The bones of ØXN’s folk-horror lament are still visible in this expansive remix – Radie Peat’s (also of Lankum) voice remains spectral and clear – but Frost drags the track into darker terrain, stretching and fraying its edges until it feels less like a song and more like a summoning.
Purelink embrace liquidity on their second album Faith, washing live instrumentation and exposed vocals over their patented cascade of dubbed ambience and ebbing rhythmic experimentation. With a vocal appearance from Loraine James, Rookie stands out even amongst all the other floaty excellence, her voice floating like smoke over pattering rhythms and airy synths
Maiya Blaney describes her second album A Room With A Door That Closes as “a love letter to her blue,” an emotional state that she defines as “a kinetic, intense, and dark energy that needs to be expressed as soon as it is felt.” The eleven songs on the album span radioactive kiss offs, sorrowful meditations on yearning, and gossamer reveries about self image, with the stand-out And moving through pitch-shifted drone, majestic strings and soft guitar over the course of its 6+ minutes.

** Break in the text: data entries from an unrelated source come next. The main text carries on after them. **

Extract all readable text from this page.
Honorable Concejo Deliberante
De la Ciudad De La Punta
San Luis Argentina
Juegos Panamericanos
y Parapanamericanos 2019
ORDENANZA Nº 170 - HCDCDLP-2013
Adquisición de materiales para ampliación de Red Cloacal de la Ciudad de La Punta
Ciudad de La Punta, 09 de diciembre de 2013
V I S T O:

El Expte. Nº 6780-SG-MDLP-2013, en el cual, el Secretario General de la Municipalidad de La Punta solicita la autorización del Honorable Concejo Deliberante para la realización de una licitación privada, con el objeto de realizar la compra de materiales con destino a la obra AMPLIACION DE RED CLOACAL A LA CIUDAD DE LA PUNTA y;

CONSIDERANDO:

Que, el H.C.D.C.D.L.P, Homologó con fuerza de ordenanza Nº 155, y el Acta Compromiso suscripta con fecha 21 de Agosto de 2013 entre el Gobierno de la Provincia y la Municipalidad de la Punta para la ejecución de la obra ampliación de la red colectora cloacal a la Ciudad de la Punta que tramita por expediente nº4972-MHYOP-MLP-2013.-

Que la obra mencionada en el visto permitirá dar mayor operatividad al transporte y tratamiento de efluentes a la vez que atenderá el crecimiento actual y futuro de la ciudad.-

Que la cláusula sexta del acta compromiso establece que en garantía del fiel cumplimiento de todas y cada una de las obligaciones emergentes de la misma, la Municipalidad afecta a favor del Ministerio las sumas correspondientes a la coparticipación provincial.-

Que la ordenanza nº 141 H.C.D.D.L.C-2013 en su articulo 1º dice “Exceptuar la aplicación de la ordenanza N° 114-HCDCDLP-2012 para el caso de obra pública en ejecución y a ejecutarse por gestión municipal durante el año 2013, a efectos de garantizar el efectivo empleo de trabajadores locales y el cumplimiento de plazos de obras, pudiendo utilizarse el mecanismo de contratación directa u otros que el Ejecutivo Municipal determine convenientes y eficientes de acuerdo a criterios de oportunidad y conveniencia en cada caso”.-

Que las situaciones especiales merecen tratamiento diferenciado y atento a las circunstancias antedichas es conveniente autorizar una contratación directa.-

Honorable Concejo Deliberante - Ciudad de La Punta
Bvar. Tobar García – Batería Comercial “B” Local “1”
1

In the last few years, 36 has become one of my favourite artists, although I became a fan after he started his Statis Sounds… series with zakè, so don’t feel like I’ve been a part of that particular journey. Stasis Sounds For Long-Distance Space Travel III is the final part of the trilogy, made up of two long pieces: “Final Approach” and “Blue New World.”
As with the first two volumes, it’s cinematic in scope and carefully paced, built around slow-moving drones, soft static, and layered synth work. “Final Approach” includes some striking use of low-end and piano, while “Blue New World” leans into heavier, darker textures, and there’s even a nod to doom and drone influences in places, though still within the ambient framework. It’s an immersive final chapter to the series.
Romance’s latest album, Love Is Colder Than Death, is perhaps their bleakest to date. From the ghostly, pitched down vocals on opener Too Much Love to End Titles, the final (and most striking) track, the album is drenched in not just melancholy, but misery. And I love it. End Titles shares much of its DNA with The Caretaker’s ballroom deconstructions, but without dropping entirely into despair – although it does get pretty close. Majestically moody stuff.
Pretty sure I write a variation on this every time I post a Not Marshall track, but it is staggering they don’t get more attention. At time of write they have one (!) follower on Soundcloud and get 56 monthly listeners on Spotify. And I don’t think they even have a Bandcamp account. A ludicrous state of affairs. Their latest LP ELLIX is another masterclass in icy ambient and drone, even swerving into more trancey textures a la 36 and Lee Gamble. Should be massive, never will be 😦
Barke’s new album Stochastic Drift is absolutely brilliant, and if it’s not in my top 10 of 2025 at the end of the I will be amazed. It’s not really fair to pick out a single track as you should really just dive in in its entirety, but The Remembering Self is the one that really stopped me in my tracks: probably the most purely ambient track Barker has ever produced, and achingly beautiful.
Jefre Cantu-Ledesma’s latest LP Gift Songs is a sparse, meditative collection shaped by his life as a Zen priest, hospice worker, and Hudson Valley resident. Blending piano, modular synth, guitar, and acoustic textures with a small group of collaborators, the album evokes shifting landscapes and quiet inner states. Inspired by the idea of music as a “gift,” its five pieces – including the stand-out 20 minute opener The Milky Sea, unfold slowly; a distinctly human take on ambient minimalism.
Tim Hecker saves the best until last on his new album Shards with this extraordinary, amorphous ambient/electronic closing track. Released last week on krany, Shards is a collection of pieces originally written for various film and TV soundtracks Hecker has scored over the last half decade, with compositions originally written for scoring projects including Infinity Pool, The North Water, Luzifer, and La Tour.
Over 1,000 artists – Kate Bush, Damon Albarn, Annie Lennox, and more – have released a (largely) silent album, Is This What We Want?, as a protest against UK government plans that could let AI companies use copyrighted music without permission. The album, made up of recordings of unused studios, is a statement on what happens when artists’ voices are taken away.
The musicians credited as co-writers include Tori Amos, Billy Ocean, the Clash and the Oscar-winning composer Hans Zimmer, and profits from the album will be donated to the musicians’ charity Help Musicians. According to the Guardian, Kate Bush recorded one of the dozen tracks in her studio. I’m choosing to believe this is true, and reckon it’s probably the track To as you can hear lots of bird in the background, which would be very Kate.